Now if we do not know how to live the Christian life well we will not be able to live the Christian marriage well. Each person must individually seek to improve their experience and the reality of their spirituality before God. As they do this then their marriage will improve. To the degree that they fail to do this their marriage will fail to demonstrate the love of God in Messiah Jesus for sinners.

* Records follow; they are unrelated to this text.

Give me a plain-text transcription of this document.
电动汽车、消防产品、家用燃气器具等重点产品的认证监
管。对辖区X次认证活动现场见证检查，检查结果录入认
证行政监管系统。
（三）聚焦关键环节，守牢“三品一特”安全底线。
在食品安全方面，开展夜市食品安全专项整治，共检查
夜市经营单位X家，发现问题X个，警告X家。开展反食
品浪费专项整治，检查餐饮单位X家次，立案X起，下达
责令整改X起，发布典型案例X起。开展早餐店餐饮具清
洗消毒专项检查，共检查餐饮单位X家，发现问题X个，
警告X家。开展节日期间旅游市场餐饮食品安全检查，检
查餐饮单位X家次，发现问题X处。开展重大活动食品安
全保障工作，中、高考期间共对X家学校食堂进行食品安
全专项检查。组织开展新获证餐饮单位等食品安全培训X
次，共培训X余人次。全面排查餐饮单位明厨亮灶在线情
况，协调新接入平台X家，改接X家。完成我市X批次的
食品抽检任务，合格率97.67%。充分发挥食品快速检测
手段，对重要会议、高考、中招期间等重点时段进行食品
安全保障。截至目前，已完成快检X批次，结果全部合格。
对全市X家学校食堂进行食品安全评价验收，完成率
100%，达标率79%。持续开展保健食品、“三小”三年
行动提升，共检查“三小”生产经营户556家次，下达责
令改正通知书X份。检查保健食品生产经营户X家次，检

I would highly recommend the book “True Spirituality” by Dr. Francis Schaffer as good place to begin to deepen our spiritual lives. Only by improving our spirituality as Christians can we really hope to see lasting results improving our marriages. Without Christ Jesus’ presence in our marriages we can do nothing of any value (John 15:1-8). While we may find techniques which can provide practical help in showing love only the Holy Spirit can actually pour God’s love into our hearts which will make those techniques effective and lasting. I would also recommend the book “Sacred Marriage” by Gary Thomas as one that demonstrates clearly the relationship between our spirituality and our relationship in marriage.

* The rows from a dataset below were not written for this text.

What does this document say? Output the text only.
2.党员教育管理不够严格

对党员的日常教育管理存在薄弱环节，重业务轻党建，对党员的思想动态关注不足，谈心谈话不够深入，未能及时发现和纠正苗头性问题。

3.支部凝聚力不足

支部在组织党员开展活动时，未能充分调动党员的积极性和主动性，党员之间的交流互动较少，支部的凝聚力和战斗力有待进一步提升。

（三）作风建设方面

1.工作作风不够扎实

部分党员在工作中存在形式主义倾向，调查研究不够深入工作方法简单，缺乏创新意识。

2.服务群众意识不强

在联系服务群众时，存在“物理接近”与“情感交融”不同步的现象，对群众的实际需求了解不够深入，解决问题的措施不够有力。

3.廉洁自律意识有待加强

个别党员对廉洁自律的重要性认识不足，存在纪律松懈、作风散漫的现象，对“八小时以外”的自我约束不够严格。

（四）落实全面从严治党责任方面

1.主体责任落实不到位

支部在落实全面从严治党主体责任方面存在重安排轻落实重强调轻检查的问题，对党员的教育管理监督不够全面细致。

So take a step back out of all the emotions and conflicts in your marriage and stop for a moment before the face of the God who loves you more than you can imagine. Recognize that your spouse is God’s beloved adopted child. God is in love with your spouse today in Christ Jesus. You need to treat your spouse as God’s child. God is the ultimate FATHER-IN-LAW. Your marriage belongs to God. You are called to manage it for HIM. It is to be a “kingdom marriage” that demonstrates the redemptive love of Christ Jesus on the earth. So seek the Lord and the filling of the Spirit. Ask your spouse to do the same. Spend some time praying through your problems together. Be two broken and bewildered children before the face of their Heavenly Father. Out of that time of prayer and fasting then perhaps the Lord of mercy will give you the wisdom you need to find some answers to the conflicts and allow you to be tenderhearted and kind with each other until you do.
Practice your Christian faith and the gifts of the Spirit at home. It may just revolutionize your marriage.